Game Show Hosting Ethics: Advancing Gameplay While Maintaining Fairness

In a 1990 episode of Cheers, Cliff Clavin appears on Jeopardy and loses $22,000 on a spectacularly bad Final Jeopardy wager.

He led the game $22,000-$3,800 and yet risked everything in the last round and lost. It’s a very funny scene.

But it turns out that a similar wager once took place during an actual game, a summary of which can be found here.

You will notice that Greg led Lynn $9,500-$5,000 going into the last round and yet risked everything. This ended up resulting a 3-way tie at $0, where nobody wins. Why did Greg bet everything instead of a more reasonable $501 or $600?

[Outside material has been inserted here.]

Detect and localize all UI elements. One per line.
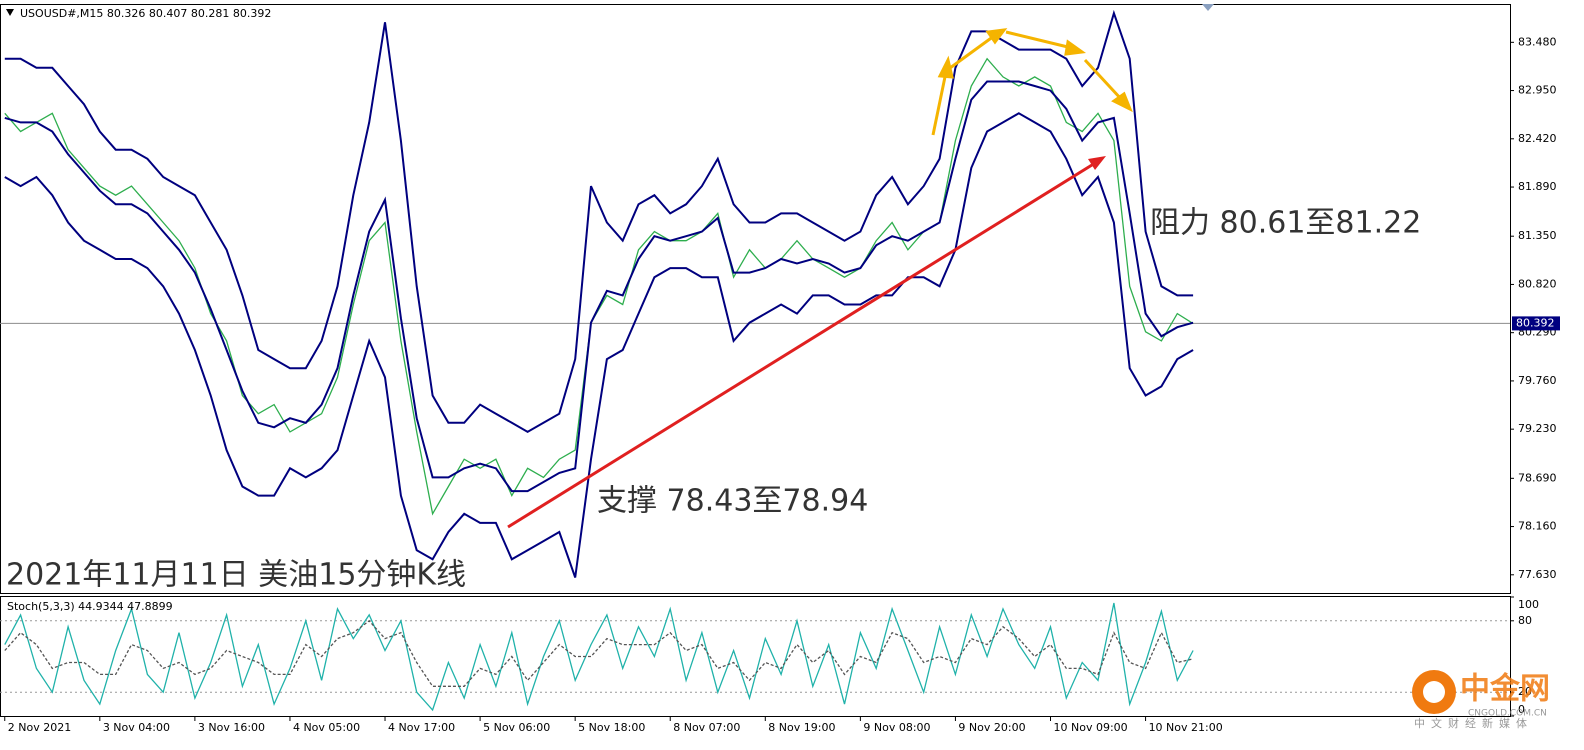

Greg led the prior game (here), the first with Alex Trebek hosting, as well, but was not at all reckless with his wager. Why was he not as cautious in the second game? The ending of that first game might provide some clues:

Around the 2:22 mark, you might start thinking, “Trebek, keep your mouth shut!” Greg laughs off the “chicken” comment and around 2:33, Trebek does begin to explain the logic behind Greg’s wager while reminding everyone it’s the conservative play.

Game shows need to strike a balance: the game needs to be exciting or interesting to entice viewers, but also needs to be fair to the players as they compete for (presumably) actual cash and/or prizes.

In the first game above, without input from Alex Trebek, Greg made the smart wager; in the second game, after input from Alex Trebek, Greg made the dumb wager. Either Alex guilted Greg into making the bad wager in the second game, or Greg decided to play along and make the big wager in the second game to keep things exciting. Whichever is the case, Alex’s comment (and perhaps a producer’s follow-up?) had an effect on Greg’s wagering in the second game.

Should Alex have stayed quiet?

If part of the role of the host is to create the excitement that a game show relies on, then Alex’s comment was fine. And there certainly are some games where the players are not on their own. For instance, a huge part of “The Price is Right” is the audience’s interaction with the contestants.

In the case of Jeopardy, however, the game is a battle between players and each’s knowledge of the trivia. There does not seem to be much room for the host affecting the actions of players. Given this situation, Alex’s comments sure seem out of line.

However, Jeopardy was trying to regain its footing after being mostly off the air for nine years. On account of this, too many games with obvious winners (and where runners up no longer kept the cash) would perhaps have been detrimental to the show. While it is nearly impossible to imagine Trebek telling a contestant they wagered too little in a game today, we can perhaps understand why it happened in his first show.

Note: I actually wrote the bulk of this post in 2013. I’ve decided there’s no real reason not to publish it.